Abstract

Free energies for stacking of unpaired nucleotides (dangling ends) at the termini of oligoribonucleotide Watson-Crick helixes (Δ G 37,stack 0) depend on sequence for 3′ ends but are always small for 5′ ends. Here, these free energies are correlated with stacking at helix termini in a database of 34 RNA structures determined by X-ray crystallography and NMR spectroscopy. Stacking involving GA pairs is considered separately. A base is categorized as stacked by its distance from (⩽4.0 Å), angle with (⩽30 °), and overlap with the terminal helix base-pair. A base is unstacked if it does not satisfy one or more of these criteria. Of the 36 unpaired bases in sequences with Δ G 37,stack 0 more favorable than −0.7 kcal/mol, 30 (83 %) are stacked on the adjacent base-pair, indicating a propensity for such sequences to stack in the 3D structure. Structures containing the strongly stacked sequence CU G ← (Δ G 37,stack 0 = −1.2 kcal/mol) show that the amino group of C closely overlaps the carbonyl-4 of U. Thermodynamic measurement of U stacking on a 2-pyrimidinone-guanine base-pair, where the amino group of C is replaced by hydrogen, suggests that interactions with the cytosine amino group contribute ∼0.5 kcal/mol to Δ G 37,stack 0. For GA mismatches at helix termini, the nucleotide at the 3′ helix end is always stacked, and the nucleotide at the 5′ end is stacked in almost 90 % of occurrences.

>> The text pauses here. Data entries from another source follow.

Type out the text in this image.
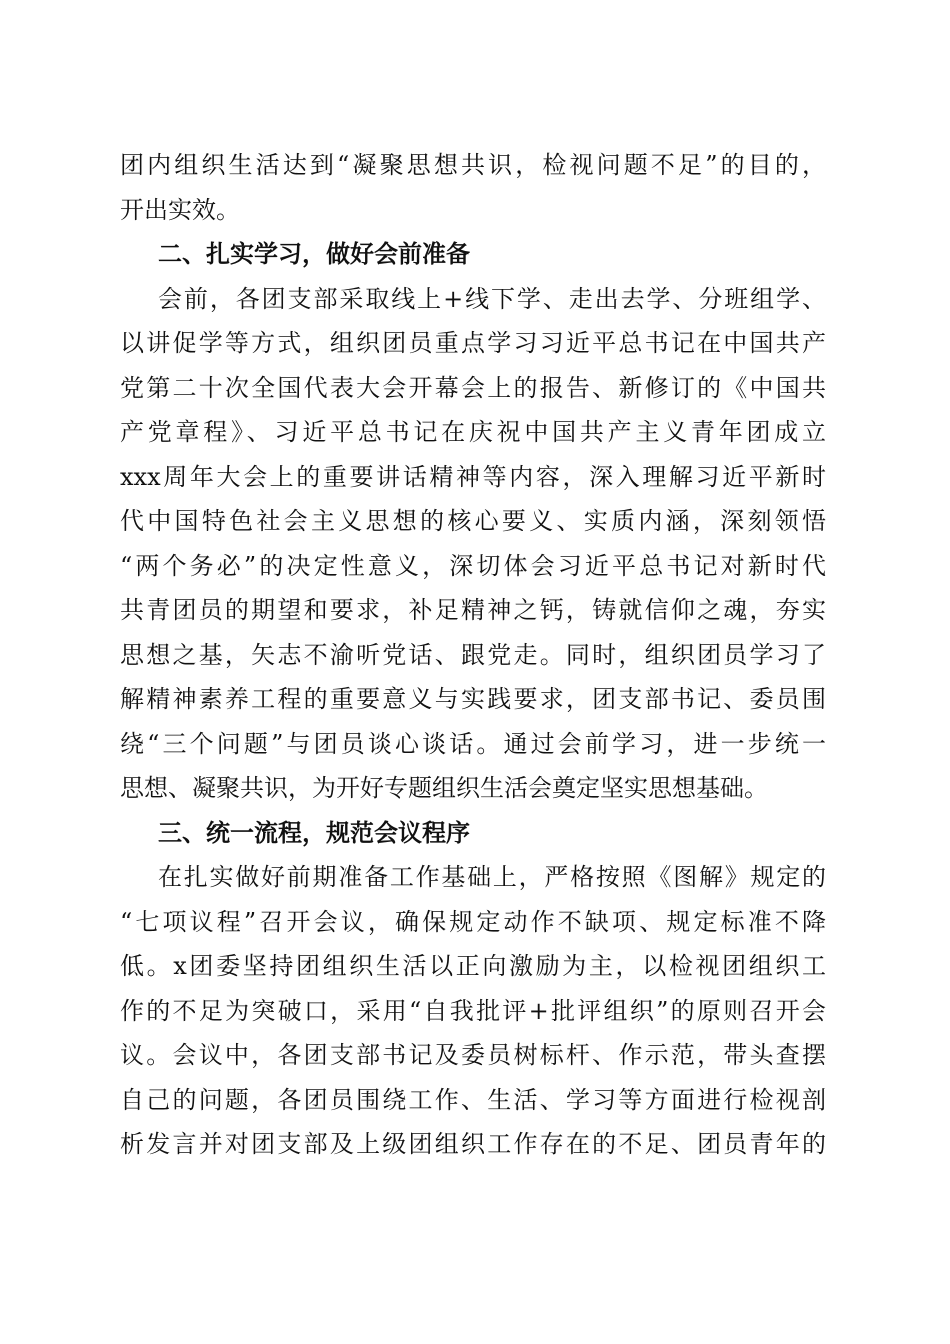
团内组织生活达到“凝聚思想共识，检视问题不足”的目的，
开出实效。
二、扎实学习，做好会前准备
会前，各团支部采取线上+线下学、走出去学、分班组学、
以讲促学等方式，组织团员重点学习习近平总书记在中国共产
党第二十次全国代表大会开幕会上的报告、新修订的《中国共
产党章程》、习近平总书记在庆祝中国共产主义青年团成立
xxx周年大会上的重要讲话精神等内容，深入理解习近平新时
代中国特色社会主义思想的核心要义、实质内涵，深刻领悟
“两个务必”的决定性意义，深切体会习近平总书记对新时代
共青团员的期望和要求，补足精神之钙，铸就信仰之魂，夯实
思想之基，矢志不渝听党话、跟党走。同时，组织团员学习了
解精神素养工程的重要意义与实践要求，团支部书记、委员围
绕“三个问题”与团员谈心谈话。通过会前学习，进一步统一
思想、凝聚共识，为开好专题组织生活会奠定坚实思想基础。
三、统一流程，规范会议程序
在扎实做好前期准备工作基础上，严格按照《图解》规定的
“七项议程”召开会议，确保规定动作不缺项、规定标准不降
低。x团委坚持团组织生活以正向激励为主，以检视团组织工
作的不足为突破口，采用“自我批评+批评组织”的原则召开会
议。会议中，各团支部书记及委员树标杆、作示范，带头查摆
自己的问题，各团员围绕工作、生活、学习等方面进行检视剖
析发言并对团支部及上级团组织工作存在的不足、团员青年的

In available structures, non-Watson-Crick paired bases 3′ to an imino-hydrogen bonded GA are also always stacked; the GA provides a large platform for favorable stacking. For the 56 sequences associated with Δ G 37,stack 0 less favorable than −0.4 kcal/mol, 19 (34 %) are stacked; these sequences have a propensity for not stacking on adjacent base-pairs. Phylogenetic conservation of weakly stacking sequences at 3′ ends may be a predictor of a backbone turn.